Tysall: In particular contracts that were signed prior to the downturn with high rates are at risk of termination, or at least, rate re-negotiation – in other words ‘blend and extend’. Not only does this save the oil company the cost of the dayrate but also spread costs.


OET: What about the drillers? Do you maybe see any M&A opportunities in the offshore drilling sector? Big guns eating smaller fish?


Tysall: Talk of M&A has been very quiet. It appears that many drillers are choosing to preserve cash. Some would prefer not to take on a fleet of rigs that are already stacked and with limited near-term contracting opportunities.


OET: You said you expected the floaters market to see some improvement in 2018. You make this assumption based on what?

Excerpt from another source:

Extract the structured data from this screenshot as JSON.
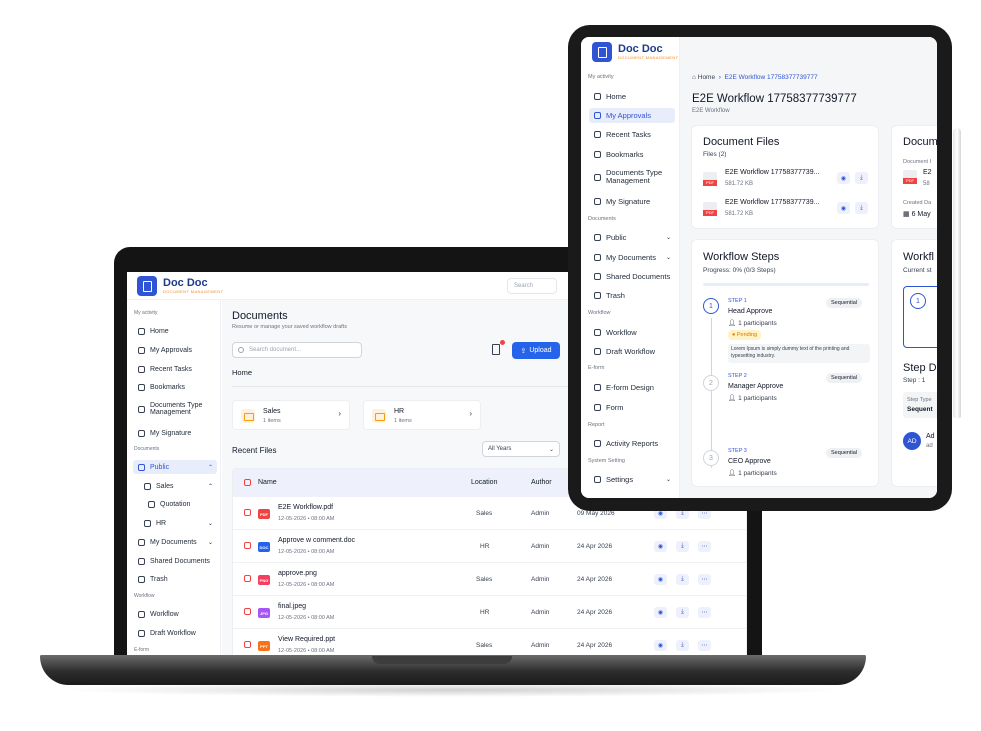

Tysall: This is based on information from Rystad Energy’s Ucube and RigCube databases on which upcoming projects will be sanctioned and our research on planned commencement dates of near-term tender opportunities.


600K dayrates ever again?


What areas, and what big projects are most likely to be in need of offshore drilling rigs in the near future?


Tysall: Based on information from Rystad Energy’s field-by-field analysis, East Africa and the Mediterranean will certainly be active. An uptick in activity in Brazil and Mexico is also expected.


OET: Who do you see winning those contracts?


Tysall: Oil companies will continue to look for cost savings across the supply chain and those drilling contractors that can offer, not only highly-efficient drilling rigs, but are able to partner with their clients and innovate will end up the winners.


OET: Do you see offshore drilling ever going back to $600k/d? What would need to happen to have those rates back?


Tysall: Could rates get back as high as $600k/d – it is possible but not likely. However, as the saying goes: ‘Never Say Never’. Rig utilization rates would have to be back above 80%, oil prices would have to rise and demand outpace supply.